大槻義彦教授が「月の石は地球の石と同じだ」と述べている点については、科学的なコンセンサス(専門家の一致した見解)とは大きく異なります。
大槻教授は、アポロ計画で持ち帰られた月の石を東大の研究チームが分析した結果、「地球の石と区別がつかなかった」として捏造説を支持するような発言をバラエティ番組やブログで行っています。
しかし、岩石学や惑星科学の専門家からは、以下の理由でこの主張は否定されています。
科学的な事実と専門家の見解
成分の違い: 月の石は、地球の石に比べてカリウムやナトリウムなどの揮発性元素が極端に少なく、水分をほとんど含みません。また、斜長石に含まれるカルシウムの割合が地球のものとは明確に異なるなど、特有の組成を持っています。
年代の違い: 月の石の多くは32億年〜44.4億年前のもので、地球上で発見されている最古の岩石よりもさらに古いものが一般的です。
宇宙線の痕跡: 月は真空で磁場がないため、表面の石には数億年にわたって浴び続けた宇宙線や太陽風の痕跡、小さな隕石による「マイクロクレーター」が残されています。これらは地球上の石には見られない特徴です。

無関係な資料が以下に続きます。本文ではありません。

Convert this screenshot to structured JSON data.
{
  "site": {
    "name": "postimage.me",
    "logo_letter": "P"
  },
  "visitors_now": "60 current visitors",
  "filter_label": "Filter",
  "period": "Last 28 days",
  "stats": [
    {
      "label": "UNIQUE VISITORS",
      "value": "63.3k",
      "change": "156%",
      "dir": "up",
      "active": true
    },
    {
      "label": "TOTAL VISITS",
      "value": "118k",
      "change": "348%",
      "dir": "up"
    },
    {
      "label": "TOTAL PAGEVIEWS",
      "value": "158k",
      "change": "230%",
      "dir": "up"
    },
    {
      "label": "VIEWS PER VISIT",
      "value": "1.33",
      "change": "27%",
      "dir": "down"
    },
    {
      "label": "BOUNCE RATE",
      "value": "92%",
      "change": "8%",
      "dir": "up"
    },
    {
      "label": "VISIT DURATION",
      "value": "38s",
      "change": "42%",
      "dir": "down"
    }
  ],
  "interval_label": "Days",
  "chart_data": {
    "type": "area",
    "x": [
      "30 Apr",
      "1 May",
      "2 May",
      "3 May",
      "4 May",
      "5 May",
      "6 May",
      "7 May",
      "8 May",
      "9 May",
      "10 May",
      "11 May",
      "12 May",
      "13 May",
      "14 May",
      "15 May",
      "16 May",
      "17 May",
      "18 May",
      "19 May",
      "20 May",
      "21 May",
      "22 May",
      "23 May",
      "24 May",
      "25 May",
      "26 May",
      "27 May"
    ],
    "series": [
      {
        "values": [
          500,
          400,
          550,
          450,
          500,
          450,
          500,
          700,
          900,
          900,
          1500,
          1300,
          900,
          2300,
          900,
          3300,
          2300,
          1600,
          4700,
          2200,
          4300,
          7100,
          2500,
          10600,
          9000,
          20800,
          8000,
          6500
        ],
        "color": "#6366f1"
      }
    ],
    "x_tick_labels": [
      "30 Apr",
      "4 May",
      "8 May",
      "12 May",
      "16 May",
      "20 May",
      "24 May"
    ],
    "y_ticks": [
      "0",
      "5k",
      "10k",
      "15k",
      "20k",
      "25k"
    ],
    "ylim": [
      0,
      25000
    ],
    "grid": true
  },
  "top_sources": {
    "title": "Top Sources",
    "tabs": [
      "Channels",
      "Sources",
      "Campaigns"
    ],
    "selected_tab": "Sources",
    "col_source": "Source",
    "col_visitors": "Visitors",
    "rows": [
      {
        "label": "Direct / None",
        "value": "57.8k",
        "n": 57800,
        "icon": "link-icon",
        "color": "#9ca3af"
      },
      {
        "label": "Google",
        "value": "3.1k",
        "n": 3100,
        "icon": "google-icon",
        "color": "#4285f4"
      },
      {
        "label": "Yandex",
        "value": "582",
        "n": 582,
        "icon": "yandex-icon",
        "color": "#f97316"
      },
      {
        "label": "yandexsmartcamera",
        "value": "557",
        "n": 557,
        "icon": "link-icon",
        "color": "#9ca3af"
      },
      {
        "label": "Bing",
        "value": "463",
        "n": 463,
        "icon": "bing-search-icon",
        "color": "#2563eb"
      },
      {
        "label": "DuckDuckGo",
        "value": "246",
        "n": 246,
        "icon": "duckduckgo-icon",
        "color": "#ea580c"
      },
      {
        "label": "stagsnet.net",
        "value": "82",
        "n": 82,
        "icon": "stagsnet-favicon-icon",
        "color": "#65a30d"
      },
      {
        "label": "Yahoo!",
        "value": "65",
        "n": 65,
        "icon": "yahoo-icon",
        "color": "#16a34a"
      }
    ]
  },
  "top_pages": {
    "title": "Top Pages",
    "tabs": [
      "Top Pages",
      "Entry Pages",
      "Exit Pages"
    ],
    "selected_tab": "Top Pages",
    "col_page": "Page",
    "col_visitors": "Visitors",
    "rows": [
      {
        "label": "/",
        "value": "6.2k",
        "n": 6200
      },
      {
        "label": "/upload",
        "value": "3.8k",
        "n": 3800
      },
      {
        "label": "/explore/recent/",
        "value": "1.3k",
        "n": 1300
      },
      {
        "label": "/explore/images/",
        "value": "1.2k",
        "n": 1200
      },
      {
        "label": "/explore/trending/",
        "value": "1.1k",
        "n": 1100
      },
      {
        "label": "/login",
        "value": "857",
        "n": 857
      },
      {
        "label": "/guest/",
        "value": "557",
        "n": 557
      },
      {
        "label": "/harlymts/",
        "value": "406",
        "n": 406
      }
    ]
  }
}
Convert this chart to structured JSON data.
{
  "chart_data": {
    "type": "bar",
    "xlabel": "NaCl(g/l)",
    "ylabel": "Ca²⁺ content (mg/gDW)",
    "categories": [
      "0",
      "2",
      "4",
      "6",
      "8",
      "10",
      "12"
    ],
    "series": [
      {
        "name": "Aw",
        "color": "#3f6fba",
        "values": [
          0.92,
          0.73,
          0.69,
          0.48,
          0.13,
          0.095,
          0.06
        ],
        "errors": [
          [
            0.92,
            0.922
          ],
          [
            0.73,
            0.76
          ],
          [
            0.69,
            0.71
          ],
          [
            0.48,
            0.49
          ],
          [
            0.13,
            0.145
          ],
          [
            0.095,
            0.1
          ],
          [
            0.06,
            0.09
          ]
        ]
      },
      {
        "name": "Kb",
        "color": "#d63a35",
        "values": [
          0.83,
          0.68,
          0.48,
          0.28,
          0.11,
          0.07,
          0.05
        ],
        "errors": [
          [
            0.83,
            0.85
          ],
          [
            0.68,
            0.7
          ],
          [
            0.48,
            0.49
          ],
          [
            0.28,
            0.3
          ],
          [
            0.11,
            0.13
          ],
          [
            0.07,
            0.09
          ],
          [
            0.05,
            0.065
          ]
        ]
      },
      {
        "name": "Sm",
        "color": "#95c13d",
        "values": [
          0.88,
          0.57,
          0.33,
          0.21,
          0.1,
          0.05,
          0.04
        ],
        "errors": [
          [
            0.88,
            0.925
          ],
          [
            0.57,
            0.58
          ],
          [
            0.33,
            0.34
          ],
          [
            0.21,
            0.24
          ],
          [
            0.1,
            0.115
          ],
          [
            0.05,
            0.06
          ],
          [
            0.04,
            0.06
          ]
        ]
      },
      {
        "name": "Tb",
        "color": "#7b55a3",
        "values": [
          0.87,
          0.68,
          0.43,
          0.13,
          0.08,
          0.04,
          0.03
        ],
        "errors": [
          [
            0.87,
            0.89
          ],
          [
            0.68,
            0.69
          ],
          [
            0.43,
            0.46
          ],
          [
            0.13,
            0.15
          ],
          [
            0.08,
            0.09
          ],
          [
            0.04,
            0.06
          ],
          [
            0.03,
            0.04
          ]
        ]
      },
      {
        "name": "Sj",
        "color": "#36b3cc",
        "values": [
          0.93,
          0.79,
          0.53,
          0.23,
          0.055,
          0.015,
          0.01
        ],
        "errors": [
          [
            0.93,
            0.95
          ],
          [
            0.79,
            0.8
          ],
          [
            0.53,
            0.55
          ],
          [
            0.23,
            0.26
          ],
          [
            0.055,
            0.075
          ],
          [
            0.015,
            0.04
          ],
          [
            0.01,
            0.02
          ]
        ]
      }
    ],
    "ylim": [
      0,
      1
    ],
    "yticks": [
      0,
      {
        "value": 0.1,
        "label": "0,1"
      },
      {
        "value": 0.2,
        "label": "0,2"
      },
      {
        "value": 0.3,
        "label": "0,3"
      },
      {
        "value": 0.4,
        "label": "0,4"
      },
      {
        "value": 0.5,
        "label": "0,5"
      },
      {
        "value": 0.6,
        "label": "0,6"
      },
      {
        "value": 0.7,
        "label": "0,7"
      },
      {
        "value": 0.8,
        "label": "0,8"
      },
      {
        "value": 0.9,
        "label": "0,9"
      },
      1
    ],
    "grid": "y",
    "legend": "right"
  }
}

東大の研究成果: 大槻教授は「東大の研究で何の成果もなかった」と述べていますが、実際には東大を含む日本の研究機関も参加し、多くの科学論文が発表されています。
なぜ「同じ」という話が出るのか
科学的に「同じ」と言われることがあるのは、酸素同位体比などの一部のデータが地球と非常に似ているためです。
これは、かつて火星サイズの天体が地球に衝突して月ができたとする「ジャイアント・インパクト説」の根拠となっており、月と地球が同じ材料からできていることを示唆しています。

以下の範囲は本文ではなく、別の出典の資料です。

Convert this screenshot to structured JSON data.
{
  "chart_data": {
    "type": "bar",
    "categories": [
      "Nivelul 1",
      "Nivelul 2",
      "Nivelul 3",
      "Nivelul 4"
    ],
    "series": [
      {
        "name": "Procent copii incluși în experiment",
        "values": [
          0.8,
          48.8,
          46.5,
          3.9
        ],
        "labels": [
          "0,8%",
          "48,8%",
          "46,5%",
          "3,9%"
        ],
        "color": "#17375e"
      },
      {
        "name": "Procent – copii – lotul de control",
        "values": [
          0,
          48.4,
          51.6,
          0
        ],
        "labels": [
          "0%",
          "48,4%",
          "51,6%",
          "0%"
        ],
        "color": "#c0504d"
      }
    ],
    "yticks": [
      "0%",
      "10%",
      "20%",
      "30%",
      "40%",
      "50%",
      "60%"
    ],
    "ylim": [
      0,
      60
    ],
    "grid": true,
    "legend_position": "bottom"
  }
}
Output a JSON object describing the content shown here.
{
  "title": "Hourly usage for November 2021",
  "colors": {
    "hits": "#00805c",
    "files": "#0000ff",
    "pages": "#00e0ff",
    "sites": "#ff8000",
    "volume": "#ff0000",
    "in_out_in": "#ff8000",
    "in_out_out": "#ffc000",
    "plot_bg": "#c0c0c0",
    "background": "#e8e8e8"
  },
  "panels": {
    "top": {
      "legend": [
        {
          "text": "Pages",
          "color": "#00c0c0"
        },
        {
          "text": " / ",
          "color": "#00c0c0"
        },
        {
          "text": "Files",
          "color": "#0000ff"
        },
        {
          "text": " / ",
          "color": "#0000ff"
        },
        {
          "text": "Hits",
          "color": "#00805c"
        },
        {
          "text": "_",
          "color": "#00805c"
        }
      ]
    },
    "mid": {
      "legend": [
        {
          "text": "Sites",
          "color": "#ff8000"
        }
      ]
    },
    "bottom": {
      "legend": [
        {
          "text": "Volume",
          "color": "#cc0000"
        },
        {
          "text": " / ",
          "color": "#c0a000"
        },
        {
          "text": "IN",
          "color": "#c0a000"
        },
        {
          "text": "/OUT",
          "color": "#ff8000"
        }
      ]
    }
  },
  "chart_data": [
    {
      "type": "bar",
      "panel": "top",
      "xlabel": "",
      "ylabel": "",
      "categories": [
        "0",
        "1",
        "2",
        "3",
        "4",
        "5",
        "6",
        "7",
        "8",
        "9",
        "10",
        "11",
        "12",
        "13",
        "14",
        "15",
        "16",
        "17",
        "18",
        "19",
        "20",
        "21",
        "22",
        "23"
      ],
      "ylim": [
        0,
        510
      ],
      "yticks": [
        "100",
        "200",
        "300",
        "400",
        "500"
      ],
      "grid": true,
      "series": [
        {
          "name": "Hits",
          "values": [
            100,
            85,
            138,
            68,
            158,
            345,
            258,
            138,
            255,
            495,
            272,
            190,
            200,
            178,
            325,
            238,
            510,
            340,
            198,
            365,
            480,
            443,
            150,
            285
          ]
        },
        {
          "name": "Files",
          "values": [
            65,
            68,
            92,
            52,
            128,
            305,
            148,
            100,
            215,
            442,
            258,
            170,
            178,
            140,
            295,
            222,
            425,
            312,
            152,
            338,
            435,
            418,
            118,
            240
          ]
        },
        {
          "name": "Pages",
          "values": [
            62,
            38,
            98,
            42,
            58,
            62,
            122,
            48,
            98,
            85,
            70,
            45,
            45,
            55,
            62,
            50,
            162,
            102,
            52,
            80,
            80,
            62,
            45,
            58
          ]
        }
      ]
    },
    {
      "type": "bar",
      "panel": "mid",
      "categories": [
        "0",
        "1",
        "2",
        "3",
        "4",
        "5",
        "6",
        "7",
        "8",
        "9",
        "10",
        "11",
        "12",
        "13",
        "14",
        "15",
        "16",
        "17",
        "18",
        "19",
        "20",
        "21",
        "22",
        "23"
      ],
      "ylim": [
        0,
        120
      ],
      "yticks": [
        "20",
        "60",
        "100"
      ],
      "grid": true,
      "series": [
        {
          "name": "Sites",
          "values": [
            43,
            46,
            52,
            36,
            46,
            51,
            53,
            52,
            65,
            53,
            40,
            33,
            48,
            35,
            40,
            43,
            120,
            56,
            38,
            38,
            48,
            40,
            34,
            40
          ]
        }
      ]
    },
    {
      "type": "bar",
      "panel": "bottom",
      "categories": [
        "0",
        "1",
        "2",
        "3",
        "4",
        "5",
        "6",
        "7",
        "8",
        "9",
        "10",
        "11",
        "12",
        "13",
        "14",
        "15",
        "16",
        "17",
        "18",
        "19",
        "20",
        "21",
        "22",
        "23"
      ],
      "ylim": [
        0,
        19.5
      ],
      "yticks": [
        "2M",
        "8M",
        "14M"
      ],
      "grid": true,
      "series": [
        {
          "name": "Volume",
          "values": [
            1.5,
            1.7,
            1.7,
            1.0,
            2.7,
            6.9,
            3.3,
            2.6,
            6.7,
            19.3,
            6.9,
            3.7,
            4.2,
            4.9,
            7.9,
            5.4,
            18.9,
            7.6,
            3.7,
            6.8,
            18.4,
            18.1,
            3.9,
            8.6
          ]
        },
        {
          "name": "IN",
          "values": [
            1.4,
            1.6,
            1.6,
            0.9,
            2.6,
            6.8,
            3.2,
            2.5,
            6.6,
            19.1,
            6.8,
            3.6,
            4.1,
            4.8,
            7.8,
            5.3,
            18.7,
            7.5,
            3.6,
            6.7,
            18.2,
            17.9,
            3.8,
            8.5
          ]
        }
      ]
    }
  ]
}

しかし、これは「地球にある石をそのまま持ってきた(捏造した)」という意味ではなく、共通の起源を持ちつつも、月という環境で独自に形成された石であることを意味します。
大槻教授は物理学(プラズマ物理)の専門家であり、岩石学の専門家ではないため、その主張には多くの事実誤認が含まれていると批判されています。

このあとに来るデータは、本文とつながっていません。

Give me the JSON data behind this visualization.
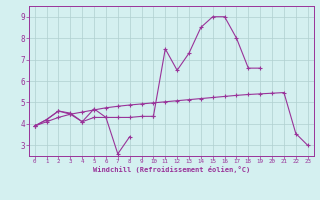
{
  "xlabel": "Windchill (Refroidissement éolien,°C)",
  "x": [
    0,
    1,
    2,
    3,
    4,
    5,
    6,
    7,
    8,
    9,
    10,
    11,
    12,
    13,
    14,
    15,
    16,
    17,
    18,
    19,
    20,
    21,
    22,
    23
  ],
  "line1": [
    3.9,
    4.2,
    4.6,
    4.5,
    4.1,
    4.7,
    4.3,
    2.6,
    3.4,
    null,
    4.35,
    7.5,
    6.5,
    7.3,
    8.5,
    9.0,
    9.0,
    8.0,
    6.6,
    6.6,
    null,
    null,
    null,
    null
  ],
  "line2": [
    3.9,
    4.2,
    4.6,
    4.45,
    4.1,
    4.3,
    4.3,
    4.3,
    4.3,
    4.35,
    4.35,
    null,
    null,
    null,
    null,
    null,
    null,
    null,
    null,
    null,
    null,
    null,
    null,
    null
  ],
  "line3": [
    3.9,
    4.1,
    4.3,
    4.45,
    4.55,
    4.65,
    4.75,
    4.82,
    4.88,
    4.93,
    4.98,
    5.03,
    5.08,
    5.13,
    5.18,
    5.23,
    5.28,
    5.33,
    5.37,
    5.4,
    5.43,
    5.46,
    3.55,
    3.0
  ],
  "line_color": "#993399",
  "bg_color": "#d4f0f0",
  "grid_color": "#b0d0d0",
  "ylim": [
    2.5,
    9.5
  ],
  "xlim": [
    -0.5,
    23.5
  ],
  "yticks": [
    3,
    4,
    5,
    6,
    7,
    8,
    9
  ],
  "xticks": [
    0,
    1,
    2,
    3,
    4,
    5,
    6,
    7,
    8,
    9,
    10,
    11,
    12,
    13,
    14,
    15,
    16,
    17,
    18,
    19,
    20,
    21,
    22,
    23
  ]
}
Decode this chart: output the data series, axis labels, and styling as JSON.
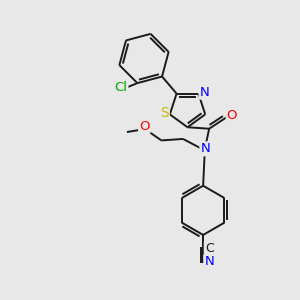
{
  "background_color": "#e8e8e8",
  "bond_color": "#1a1a1a",
  "atom_colors": {
    "N": "#0000ff",
    "O": "#ff0000",
    "S": "#ccbb00",
    "Cl": "#00aa00",
    "C": "#1a1a1a"
  },
  "lw": 1.4,
  "fs": 9.5,
  "xlim": [
    0,
    10
  ],
  "ylim": [
    0,
    10
  ]
}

科学の議論において「Aではない」と反論(反例)を出すのであれば、その根拠となるデータや理論が客観的に正しいことを証明する責任、いわゆる「立証責任」が生じます。
大槻教授の「月の石は地球の石と同じ(だからアポロは捏造だ)」という主張が、科学界で認められない最大の理由は正にそこにあります。